If you’re moving into an unfurnished property and you’re not taking a lot of furniture with you, it may be worth starting to look into costs of any necessary items before your tenancy start date. Start with the absolute essentials (a bed, sofa, fridge/freezer, table and chairs) and then work your way up to extras – it’s far too easy to spend a hundreds on cushions, rugs and lamps before you’ve even got anywhere to store your clothes. Search for second-hand items if you’re looking to keep costs down, although bear in mind that appliances may not have a valid warrantee if you’re not purchasing direct from the manufacturer or a supplier.


Essentials and Other Regular Outgoings

As obvious as it may seem, try to get a realistic idea of your regular essential outgoings, which can be anything from grocery shopping to gym membership, transport to childcare costs and everything in between. These will differ hugely from person to person, so your best bet is always to look back through the past few months of your spending history to get a true view of your committed costs.


Don’t forget to include costs such as Christmas, birthdays and even holidays if you’re committed to going away occasionally – although these aren’t regular costs, they can be considerable and certainly pile up before we realise how much we’ve spent.

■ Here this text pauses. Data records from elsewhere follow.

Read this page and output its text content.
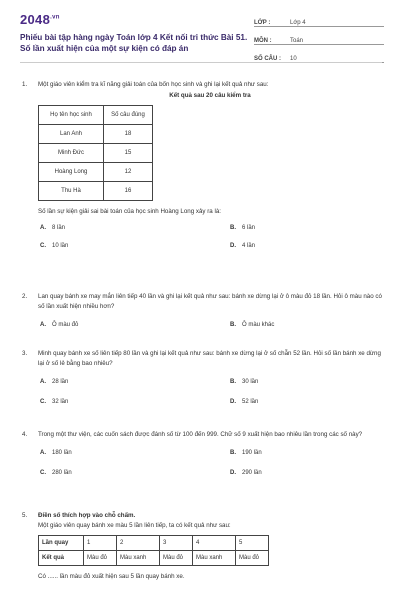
$2048^{.vn}$
Phiếu bài tập hàng ngày Toán lớp 4 Kết nối tri thức Bài 51.
Số lần xuất hiện của một sự kiện có đáp án
LỚP :	Lớp 4
MÔN :	Toán
SỐ CÂU :	10
1. Một giáo viên kiểm tra kĩ năng giải toán của bốn học sinh và ghi lại kết quả như sau:
Kết quả sau 20 câu kiểm tra
Họ tên học sinh	Số câu đúng
Lan Anh	18
Minh Đức	15
Hoàng Long	12
Thu Hà	16
Số lần sự kiện giải sai bài toán của học sinh Hoàng Long xảy ra là:
A. 8 lần	B. 6 lần
C. 10 lần	D. 4 lần
2. Lan quay bánh xe may mắn liên tiếp 40 lần và ghi lại kết quả như sau: bánh xe dừng lại ở ô màu đỏ 18 lần. Hỏi ô màu nào có số lần xuất hiện nhiều hơn?
A. Ô màu đỏ	B. Ô màu khác
3. Minh quay bánh xe số liên tiếp 80 lần và ghi lại kết quả như sau: bánh xe dừng lại ở số chẵn 52 lần. Hỏi số lần bánh xe dừng lại ở số lẻ bằng bao nhiêu?
A. 28 lần	B. 30 lần
C. 32 lần	D. 52 lần
4. Trong một thư viện, các cuốn sách được đánh số từ 100 đến 999. Chữ số 9 xuất hiện bao nhiêu lần trong các số này?
A. 180 lần	B. 190 lần
C. 280 lần	D. 290 lần
5. Điền số thích hợp vào chỗ chấm.
Một giáo viên quay bánh xe màu 5 lần liên tiếp, ta có kết quả như sau:
Lần quay	1	2	3	4	5
Kết quả	Màu đỏ	Màu xanh	Màu đỏ	Màu xanh	Màu đỏ
Có ...... lần màu đỏ xuất hiện sau 5 lần quay bánh xe.
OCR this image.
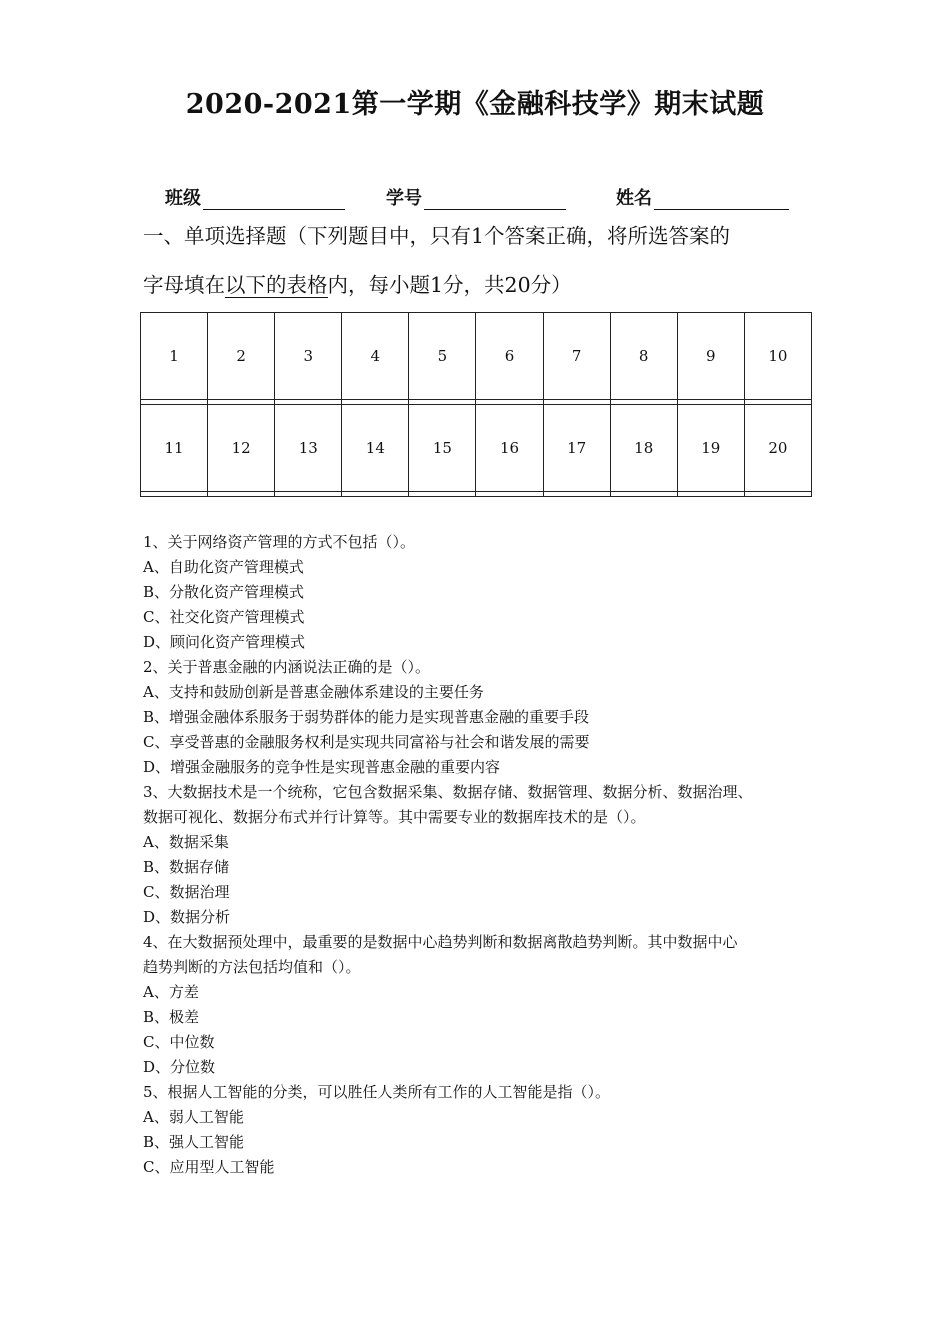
2020-2021第一学期《金融科技学》期末试题
班级	学号	姓名
一、单项选择题（下列题目中，只有1个答案正确，将所选答案的
字母填在以下的表格内，每小题1分，共20分）
1	2	3	4	5	6	7	8	9	10

11	12	13	14	15	16	17	18	19	20

1、关于网络资产管理的方式不包括（）。
A、自助化资产管理模式
B、分散化资产管理模式
C、社交化资产管理模式
D、顾问化资产管理模式
2、关于普惠金融的内涵说法正确的是（）。
A、支持和鼓励创新是普惠金融体系建设的主要任务
B、增强金融体系服务于弱势群体的能力是实现普惠金融的重要手段
C、享受普惠的金融服务权利是实现共同富裕与社会和谐发展的需要
D、增强金融服务的竞争性是实现普惠金融的重要内容
3、大数据技术是一个统称，它包含数据采集、数据存储、数据管理、数据分析、数据治理、
数据可视化、数据分布式并行计算等。其中需要专业的数据库技术的是（）。
A、数据采集
B、数据存储
C、数据治理
D、数据分析
4、在大数据预处理中，最重要的是数据中心趋势判断和数据离散趋势判断。其中数据中心
趋势判断的方法包括均值和（）。
A、方差
B、极差
C、中位数
D、分位数
5、根据人工智能的分类，可以胜任人类所有工作的人工智能是指（）。
A、弱人工智能
B、强人工智能
C、应用型人工智能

Estimate a monthly average that all of these costs equal out at, and add this to your budget. If these push you close to the line of being able to afford the property you want, have a closer look at where you get your money’s worth and where you may just be throwing money away (we all know how much we millennials apparently spend on avocado toast and takeaway coffee every day!).

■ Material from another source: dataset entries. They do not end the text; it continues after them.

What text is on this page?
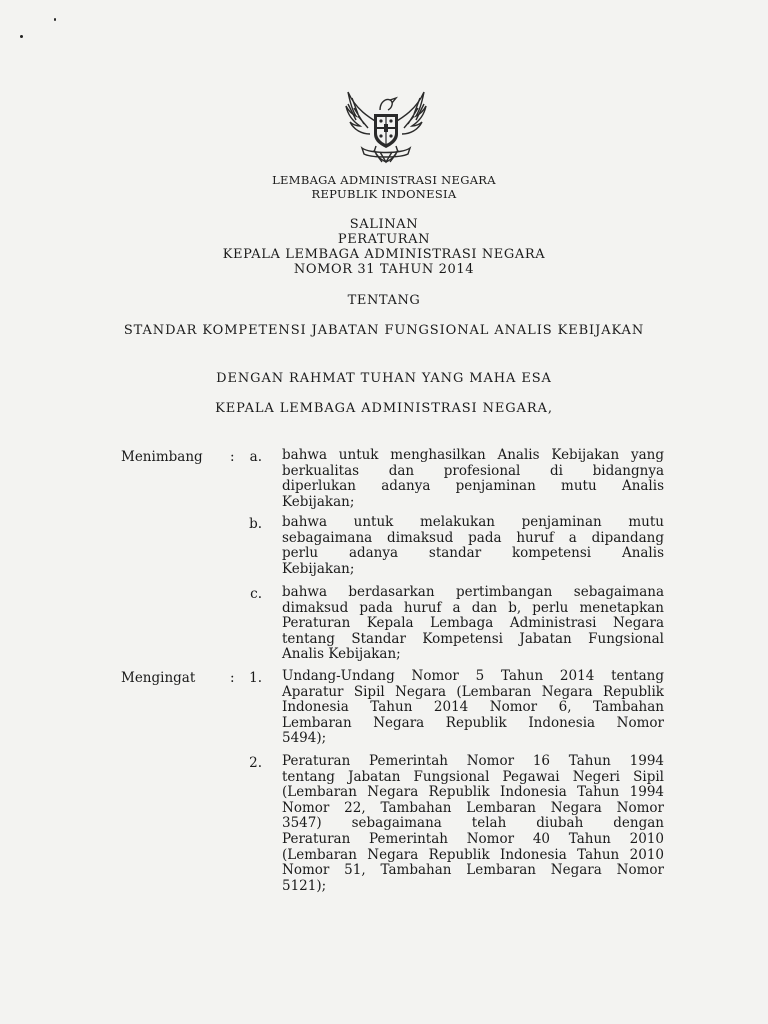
LEMBAGA ADMINISTRASI NEGARA
REPUBLIK INDONESIA
SALINAN
PERATURAN
KEPALA LEMBAGA ADMINISTRASI NEGARA
NOMOR 31 TAHUN 2014
TENTANG
STANDAR KOMPETENSI JABATAN FUNGSIONAL ANALIS KEBIJAKAN
DENGAN RAHMAT TUHAN YANG MAHA ESA
KEPALA LEMBAGA ADMINISTRASI NEGARA,
Menimbang :	a. bahwa untuk menghasilkan Analis Kebijakan yang
berkualitas dan profesional di bidangnya
diperlukan adanya penjaminan mutu Analis
Kebijakan;
b. bahwa untuk melakukan penjaminan mutu
sebagaimana dimaksud pada huruf a dipandang
perlu adanya standar kompetensi Analis
Kebijakan;
c. bahwa berdasarkan pertimbangan sebagaimana
dimaksud pada huruf a dan b, perlu menetapkan
Peraturan Kepala Lembaga Administrasi Negara
tentang Standar Kompetensi Jabatan Fungsional
Analis Kebijakan;
Mengingat	:	1. Undang-Undang Nomor 5 Tahun 2014 tentang
Aparatur Sipil Negara (Lembaran Negara Republik
Indonesia Tahun 2014 Nomor 6, Tambahan
Lembaran Negara Republik Indonesia Nomor
5494);
2. Peraturan Pemerintah Nomor 16 Tahun 1994
tentang Jabatan Fungsional Pegawai Negeri Sipil
(Lembaran Negara Republik Indonesia Tahun 1994
Nomor 22, Tambahan Lembaran Negara Nomor
3547) sebagaimana telah diubah dengan
Peraturan Pemerintah Nomor 40 Tahun 2010
(Lembaran Negara Republik Indonesia Tahun 2010
Nomor 51, Tambahan Lembaran Negara Nomor
5121);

One of the more overlooked expenses, especially for rented properties, is contents insurance. Whilst your landlord will have the necessary buildings and landlord insurance to cover the property itself, you should obtain contents insurance for any personal belongings in the property. If you’re moving away from your parents for the first time, you may find that their home insurance can be stretched to include some of your belongings in a rented property. Cover will vary with each provider, so commit an evening to comparing the best deals for your circumstances, and don’t delay – it’s still an essential expense.



Although nobody likes to think about emergencies, the sooner you are able to put a little aside each month as a safety net, the more financially secure you will start to feel. Whether it’s for a car break-down, an unforeseen trip, an unplanned vet expense, or even a global pandemic throwing the whole world on its head – it pays to be a little prepared, and any additions you can make to this fund after your committed expenses will be a benefit.



Once you’ve addressed all of the above that are relevant to you and your property, then you should have an idea of how your finances will look each month and whether you can afford the property you’re looking at. If you’re close to the line, it’s worth looking at something less expensive to relieve a little of the financial pressure to wholeheartedly stick to your budget every day. We all need a little breathing space!


Much like keeping your CV up to date, we recommend keeping on top of your budgeting even once you’ve become familiar with your monthly outgoings, as things can always change and it’s so valuable to have an up-to-date record of where you have wriggle room and where you don’t.